AWS Notes

DynamoDB

Last updated
Reading time
4 min read

Overview

DynamoDB is a serverless non-relational (NoSQL) database that stores data as tables of items each with a unique primary key. Each items takes a JSON-like structure, containing key-value pairs called attributes. Items can be configured to have secondary keys for greater flexibility around what attributes can be used to access data.

The underlying architecture is managed by AWS including auto-scaling storage, backups, and mirroring across multiple drives. Queries have millisecond response times which offers a significant performance advantage over a traditional relational database. Though it isn't perfect for every use case, this low-latency is the primary strength of using a NoSQL database. Benefits around speed are due in part to DynamoDB not needing to handle queries or aggregations. Instead, everything is optimized around simple reads and writes. Additionally, horizontal scaling happens automatically to distribute workloads from increased traffic.

Use cases for DynamoDB include performance-critical applications that must scale to extreme quantities of read/write operations (like trillions) or if operating a serverless app. In general, a NoSQL database like DynamoDB is a good starting point whenever the relationships between data are less important. If the database itself needs to handle queries and aggregations, an SQL database would be better.

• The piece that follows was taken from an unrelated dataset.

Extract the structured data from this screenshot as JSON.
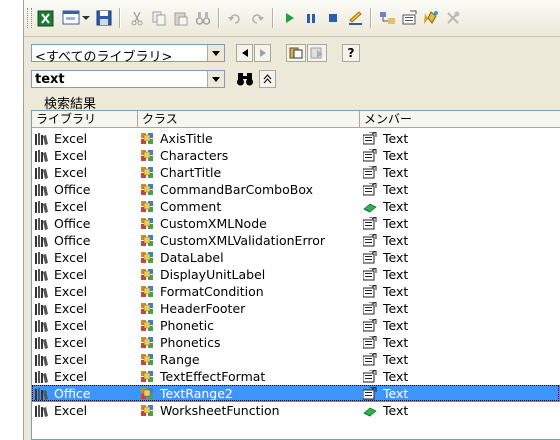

DynamoDB Accelerator (DAX)

DAX is a caching software that runs on nodes in a DAX cluster. A cluster can be deployed into a VPC to sit in front of DynamoDB. It will cache frequently accessed data so that when a client request comes in for data it has a cache hit will occur, and the response will be sent without needing to read to the database. Items are cached when returned as results from GetItem or BatchGetItem` requests and expire after 5 minutes by default. Much of the functionality is configurable including how long to cache items or whether or not they should be cached at all. By caching frequently accessed items in memory, they can be accessed a bit more quickly (within in 1 - 2 milliseconds on average) than a regular read to DynamoDB.

Interacting with Data

Operations

As a NoSQL DB, there is no query language. Instead, a set of operations are supported, though one of these facilitates SQL-style queries. There are 11 in total:

  1. PutItem

    • Adds or replaces an item
  2. GetItem

    • Gets an item by its primary key
  3. UpdateItem

    • Updates attributes of an item that already exists
  4. DeleteItem

    • Deletes a single item by its primary key
  5. Query

    • Gets multiple items from a specified table by specifying conditions
    • Restricts conditions to being on partition keys or sort keys, components of an item's primary key
  6. Scan

    • Gets all items or a subset of items from a table by specifying conditions
    • Allows conditions to be based on any attribute in a table's items
  7. BatchGetItem

    • Gets multiple items from one or more tables by their primary keys
  8. BatchWriteItem

    • Adds or deletes items from on or more tables by their primary keys
  9. ExecuteStatement

    • Simulates SQL queries using PartiQL statements
    • Can query, insert, update, or delete with an SQL-style syntax
  10. TransactWriteItems

    • Can perform multiple write operations in the same call
    • Acts as an all-or-nothing write where all operations will fail if one fails
  11. TransactGetItems

    • Can perform multiple read operations in the same call
    • Acts as an all-or-nothing read that returns all items or none of them

Event-driven Streams

Streams can be enabled on a MongoDB database which captures change data for items in almost real time. This is can be done using either DynamoDB Streams or Kinesis Data Streams for DynamoDB. When an item is added, updated, or deleted, the event is added to a time-ordered stream as a stream record. These records are organized into groups called shards and are retained for 24 hours. This is best used when applications must respond to specific database events, for example, when paired with Lambda where the function might fire after a specific DynamoDB event.